But are we in danger of leaving the backdoor unguarded?
Alongside cash for the Police / SOCA, it’s been announced that more will be made available for building up the CSOC (Cyber Security Operations Centre) at GCHQ . Much of this will be focused on protecting CNI (Critical National Infrastructure), hence why the airlines, transport and utilities were brought into the data sharing fold.
All of this is great, and it’s hard to fault. However, I’m still worried that we’ve yet to see our hard-pressed chums in Local Government getting any cash, and this makes me nervous. My thought process runs something like this…
Local Gov is joining up to PSN (tick). PSN will connect Government in its widest sense – the Schengen agreement of our Government network (tick). Information flows from Authority to NHS, to Central Gov to Police, all secured at RESTRICTED (tick, just lovely).

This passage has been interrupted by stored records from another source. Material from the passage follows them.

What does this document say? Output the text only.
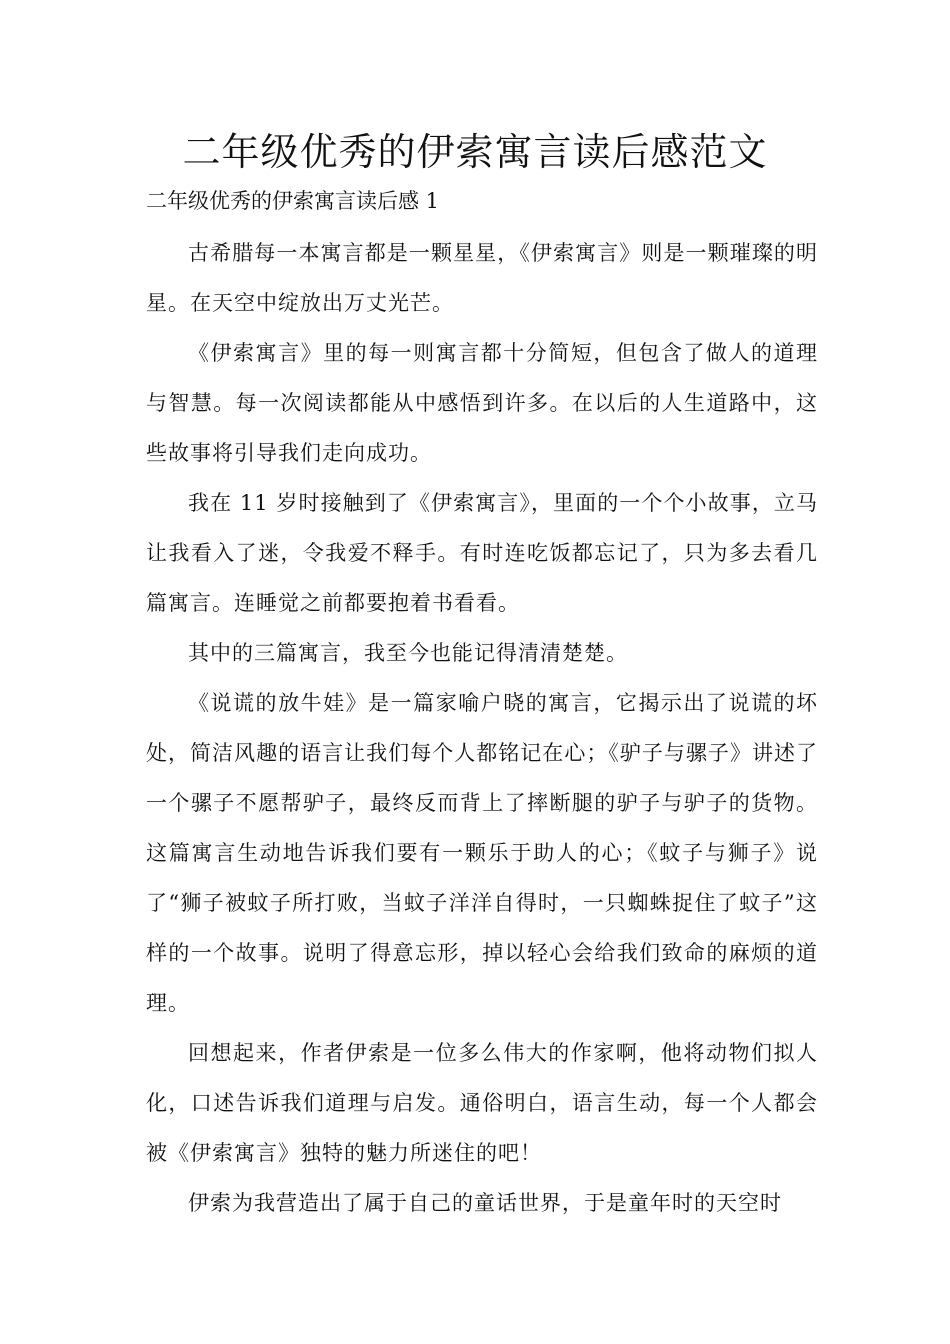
二年级优秀的伊索寓言读后感范文
二年级优秀的伊索寓言读后感 1

古希腊每一本寓言都是一颗星星，《伊索寓言》则是一颗璀璨的明星。在天空中绽放出万丈光芒。

《伊索寓言》里的每一则寓言都十分简短，但包含了做人的道理与智慧。每一次阅读都能从中感悟到许多。在以后的人生道路中，这些故事将引导我们走向成功。

我在 11 岁时接触到了《伊索寓言》，里面的一个个小故事，立马让我看入了迷，令我爱不释手。有时连吃饭都忘记了，只为多去看几篇寓言。连睡觉之前都要抱着书看看。

其中的三篇寓言，我至今也能记得清清楚楚。

《说谎的放牛娃》是一篇家喻户晓的寓言，它揭示出了说谎的坏处，简洁风趣的语言让我们每个人都铭记在心；《驴子与骡子》讲述了一个骡子不愿帮驴子，最终反而背上了摔断腿的驴子与驴子的货物。这篇寓言生动地告诉我们要有一颗乐于助人的心；《蚊子与狮子》说了“狮子被蚊子所打败，当蚊子洋洋自得时，一只蜘蛛捉住了蚊子”这样的一个故事。说明了得意忘形，掉以轻心会给我们致命的麻烦的道理。

回想起来，作者伊索是一位多么伟大的作家啊，他将动物们拟人化，口述告诉我们道理与启发。通俗明白，语言生动，每一个人都会被《伊索寓言》独特的魅力所迷住的吧！

伊索为我营造出了属于自己的童话世界，于是童年时的天空时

However, here’s my problem. As every aficionado of Bond or the Man from UNCLE knows, the easiest way to break into a secure base is to find a small unguarded pipe and crawl through it, right into the head honcho’s lair. I have studied the work of Robert Vaughan over many rainy summer holidays, and this works in 99% of cases.

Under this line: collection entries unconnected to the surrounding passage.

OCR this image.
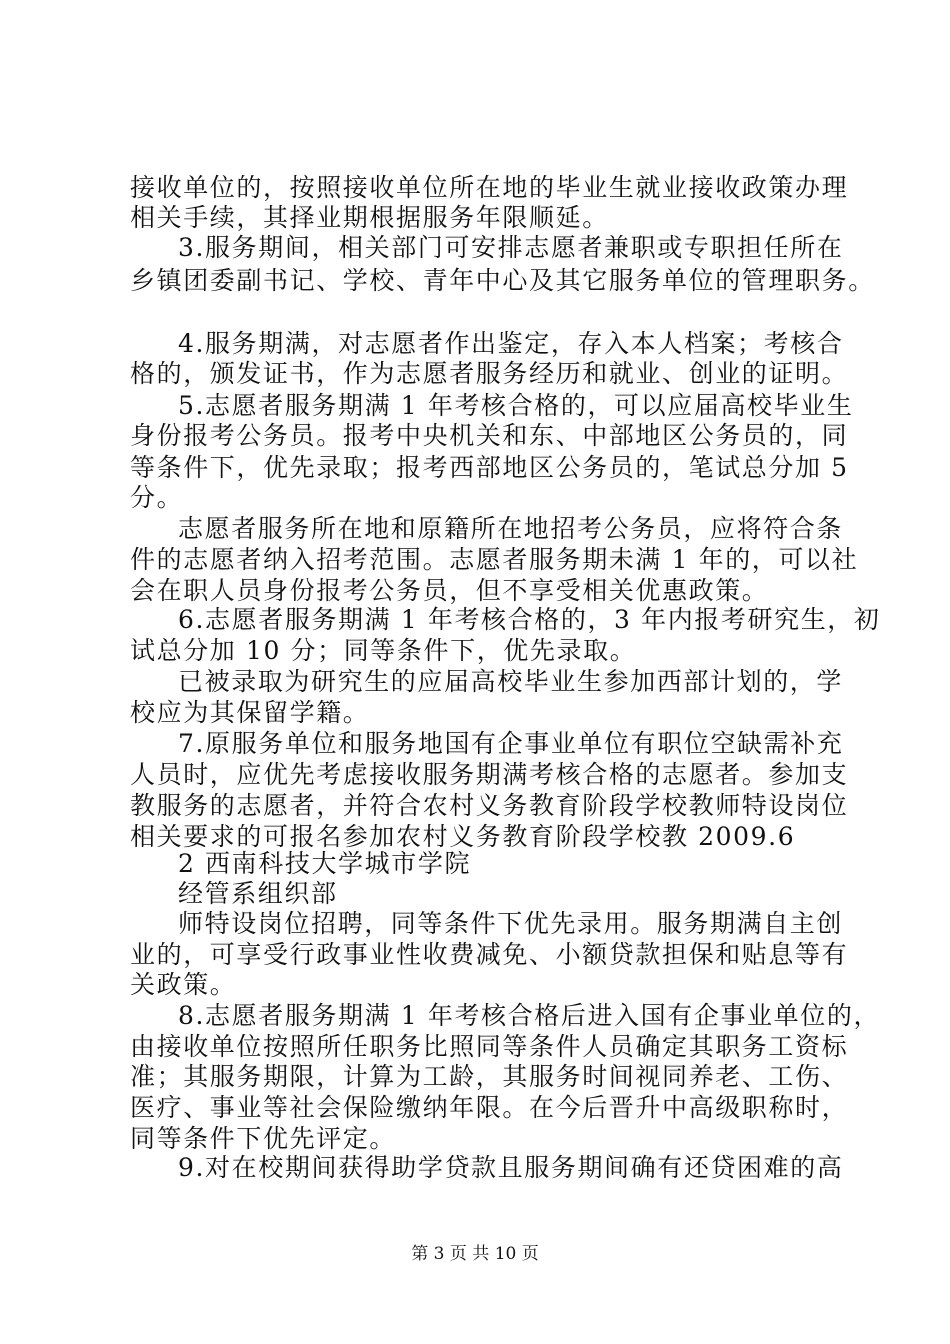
接收单位的，按照接收单位所在地的毕业生就业接收政策办理
相关手续，其择业期根据服务年限顺延。
3.服务期间，相关部门可安排志愿者兼职或专职担任所在
乡镇团委副书记、学校、青年中心及其它服务单位的管理职务。
4.服务期满，对志愿者作出鉴定，存入本人档案；考核合
格的，颁发证书，作为志愿者服务经历和就业、创业的证明。
5.志愿者服务期满 1 年考核合格的，可以应届高校毕业生
身份报考公务员。报考中央机关和东、中部地区公务员的，同
等条件下，优先录取；报考西部地区公务员的，笔试总分加 5
分。
志愿者服务所在地和原籍所在地招考公务员，应将符合条
件的志愿者纳入招考范围。志愿者服务期未满 1 年的，可以社
会在职人员身份报考公务员，但不享受相关优惠政策。
6.志愿者服务期满 1 年考核合格的，3 年内报考研究生，初
试总分加 10 分；同等条件下，优先录取。
已被录取为研究生的应届高校毕业生参加西部计划的，学
校应为其保留学籍。
7.原服务单位和服务地国有企事业单位有职位空缺需补充
人员时，应优先考虑接收服务期满考核合格的志愿者。参加支
教服务的志愿者，并符合农村义务教育阶段学校教师特设岗位
相关要求的可报名参加农村义务教育阶段学校教 2009.6
2 西南科技大学城市学院
经管系组织部
师特设岗位招聘，同等条件下优先录用。服务期满自主创
业的，可享受行政事业性收费减免、小额贷款担保和贴息等有
关政策。
8.志愿者服务期满 1 年考核合格后进入国有企事业单位的，
由接收单位按照所任职务比照同等条件人员确定其职务工资标
准；其服务期限，计算为工龄，其服务时间视同养老、工伤、
医疗、事业等社会保险缴纳年限。在今后晋升中高级职称时，
同等条件下优先评定。
9.对在校期间获得助学贷款且服务期间确有还贷困难的高
第 3 页 共 10 页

In the case of PSN, this is Local Government. And guess what, they can’t be blamed for their unguarded pipe. (Deep breath) In order to formally hold stuff at RESTRICTED, you need to use CESG approved encryption technology, and to do that you need to use CESG key mat (key material – the stuff that makes encryption work). But you can’t hold CESG key mat unless you have a crypto-custodian (the chap who is charged and trained to look after it in an appropriate manner). And Local Authorities haven’t been mandated to have a crypto-custodian, and certainly can’t afford to employ one off their own back. Which means they have to erm….wing it.

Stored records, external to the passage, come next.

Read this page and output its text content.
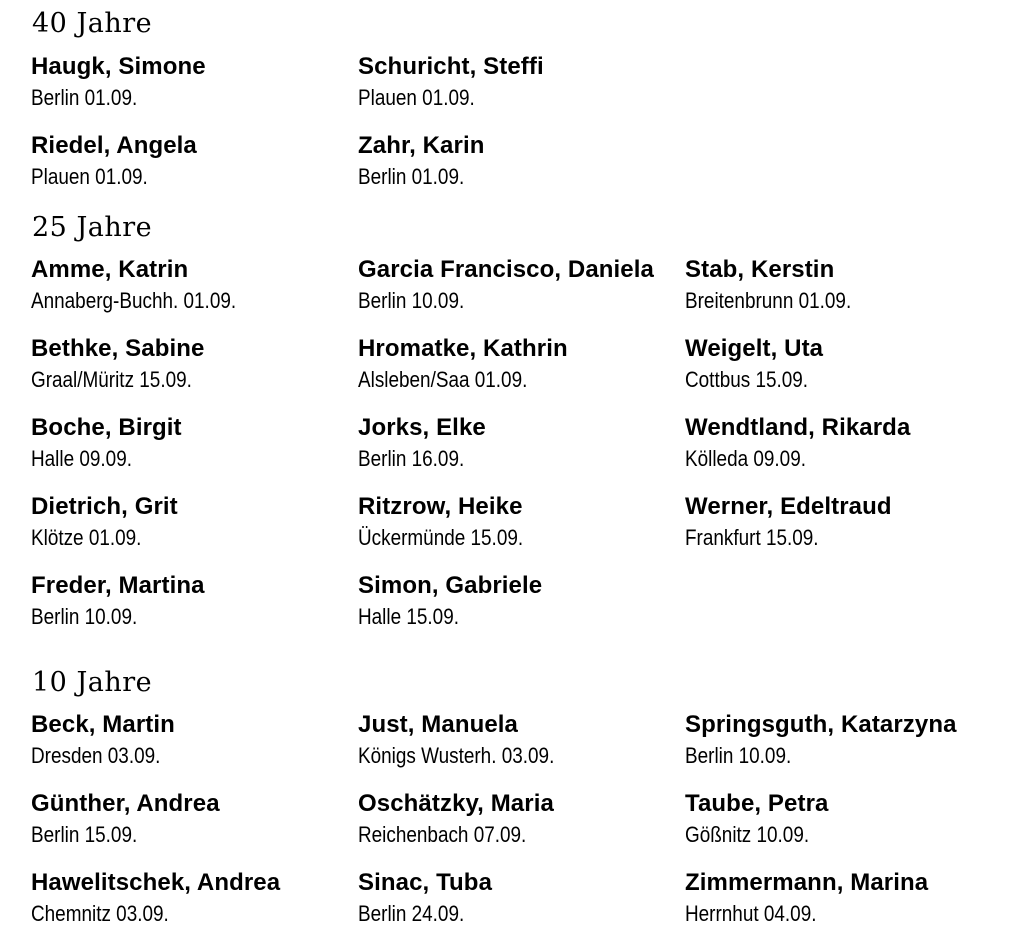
40 Jahre
Haugk, Simone
Berlin 01.09.
Schuricht, Steffi
Plauen 01.09.
Riedel, Angela
Plauen 01.09.
Zahr, Karin
Berlin 01.09.
25 Jahre
Amme, Katrin
Annaberg-Buchh. 01.09.
Bethke, Sabine
Graal/Müritz 15.09.
Boche, Birgit
Halle 09.09.
Dietrich, Grit
Klötze 01.09.
Freder, Martina
Berlin 10.09.
Garcia Francisco, Daniela
Berlin 10.09.
Hromatke, Kathrin
Alsleben/Saa 01.09.
Jorks, Elke
Berlin 16.09.
Ritzrow, Heike
Ückermünde 15.09.
Simon, Gabriele
Halle 15.09.
Stab, Kerstin
Breitenbrunn 01.09.
Weigelt, Uta
Cottbus 15.09.
Wendtland, Rikarda
Kölleda 09.09.
Werner, Edeltraud
Frankfurt 15.09.
10 Jahre
Beck, Martin
Dresden 03.09.
Günther, Andrea
Berlin 15.09.
Hawelitschek, Andrea
Chemnitz 03.09.
Just, Manuela
Königs Wusterh. 03.09.
Oschätzky, Maria
Reichenbach 07.09.
Sinac, Tuba
Berlin 24.09.
Springsguth, Katarzyna
Berlin 10.09.
Taube, Petra
Gößnitz 10.09.
Zimmermann, Marina
Herrnhut 04.09.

In many cases winging it is fine and works well (it’s formally called having the accreditor sign off the risk delta, but I’m going for brevity here). I’m a big fan of winging it in this context, as often the requirements of RESTRICTED are too onerous for data that only just scrapes into that category, and CESG certified products cost a fortune to buy, install and maintain. BUT, it also places very high standards on the procedural element of the product’s use, and it’s here where the winging it approach falls down. Glibly, you assume that Local Authorities in far flung places you can’t spell would have a problem meeting procedural security requirements, but in my experience, there are plenty of big Authorities in places you know very well that get it wrong. And lots of incorrectly deployed security products means lots of unguarded pipes for the bad guys to shimmy up.
So, I’m calling for some of the Cyber war chest to be used to help the organisations under the most fiscal pressure achieve the right level to allow PSN to function correctly. A chain is only as strong as its weakest link, and right now my fear is that the austerity measures will lead to too much winging and too many unguarded pipes being available.